Ortada çok tuhaf bir durum var. Herkes AK Parti’nin seçim yenilgisinin temel sebebinin ekonomi olduğunda hem fikir. Ama hiç kimse bu ekonomi politikasına toz kondurmuyor. Ne AK Parti öz eleştiri yaparken ne de muhalefet AK Parti’yi eleştirirken mevcut ekonomi politikasına dair tek söz ediyor!
AK Parti yönetimi eleştiriliyor, AK Parti teşkilatları eleştiriliyor, başkan adayları eleştiriliyor, kampanyalar eleştiriliyor, Hakan Ural bile eleştiriliyor ama ekonomi politikası dokunulmazlığını koruyor! Nedir acaba bu “zengin-sever politikayı böylesine dokunulmaz kılan? Halbuki yaşanan, halkın aylardır gırtlağa gelen geçim sıkıntısına verdiği tepkiden başka bir şey değil. Peki neden hiç o sıkıntının asıl sebebini, ekonomi programını konuşmuyoruz?

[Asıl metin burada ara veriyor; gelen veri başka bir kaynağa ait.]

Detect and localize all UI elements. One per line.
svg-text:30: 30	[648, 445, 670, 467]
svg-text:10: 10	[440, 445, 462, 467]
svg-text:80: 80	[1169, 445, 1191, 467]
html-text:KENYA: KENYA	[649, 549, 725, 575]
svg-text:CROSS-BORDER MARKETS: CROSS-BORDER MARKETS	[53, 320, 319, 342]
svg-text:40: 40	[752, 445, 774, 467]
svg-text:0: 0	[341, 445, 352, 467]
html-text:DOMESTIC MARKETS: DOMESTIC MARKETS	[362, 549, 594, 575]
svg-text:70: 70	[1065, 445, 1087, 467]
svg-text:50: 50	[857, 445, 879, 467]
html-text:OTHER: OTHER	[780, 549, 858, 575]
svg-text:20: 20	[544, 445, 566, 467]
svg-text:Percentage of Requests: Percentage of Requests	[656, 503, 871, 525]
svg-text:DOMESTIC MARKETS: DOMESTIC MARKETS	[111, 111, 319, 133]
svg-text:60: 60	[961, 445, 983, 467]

Şimdi oturmuş, AK Parti yönetiminden kimlerin istifasını istenecek diye bekliyoruz. İyi de arkadaş, mevcut ekonomi politikasının belirleyen AK Parti’nin seçim işleri, kampanya işleri ve sair büroları veya ilçe teşkilatları, başkan adayları falan değil ki! Tüm AK Parti yöneticilerini bile görevden alsanız emekçinin yüzü gülmeyecek, emeklinin karnı doymayacak… Çünkü konu onlarla ilgili değil.
Sözde gazeteci özde mafya postacısı bir kadın var, CHP’nin en azgın kalemşorlarından biri. Seçimden sonra güya “Reisçi”, bir taksi şoförü ile sohbet etmiş de onun söylediklerini aktarıyor. Olayın uydurma olduğuna eminim ama mafya ablası metni güzel yazmış. Söylediğine göre “Reisçi” şoför şöyle demiş: “Ekonomi çok kötü durumda ve böyle olmasının nedeni de Reis’in inadı, daha önce işi ehil insanlara teslim etmemesi”
Breh, breh.. laflara bak! Meğer, 2015’ten 2023’e kadar tam sekiz yıl boyunca ekonomiyi yönetenler, yani dünya en büyük krizleri yaşarken, Türk ekonomisi en sert saldırılara maruz kalırken Türkiye’nin başını dik tutmayı başaranlar ehil değilmiş de Reis’in inadı yüzünden işbaşında kalmışlarmış! O sekiz yıl boyunca Türkiye’nin gelmiş geçmiş en büyük yatırım ve millileşme hamlesi yapılmış, en yüksek büyüme hızı, en iyi istihdam rakamları yakalanmış, sayısız teknolojik gelişmeye imza atılmış… Üstelik tüm bunlar yapılırken ne vatandaşın sofrasındaki ekmek azalmış ne de geçim sıkıntısı şimdiki gibi siyasi bir krize dönüşmüş… Sanki her şey son bir yılda alt üst olmamış gibi, sanki faiz son bir yılda yakamıza yapışmamış gibi çek pampa!
Ak Partililer, bu mabattan uydurma öyküyü milyon milyon paylaşıyorlar. Kimsenin de aklına şu soru gelmiyor: Doğru bile olsa bunun ne faydası var? Bu ağızda gevelenen laflar, gelip sonunda “Reis’in inadı yüzünden batıyoruz” söylemine dayanmıyor mu?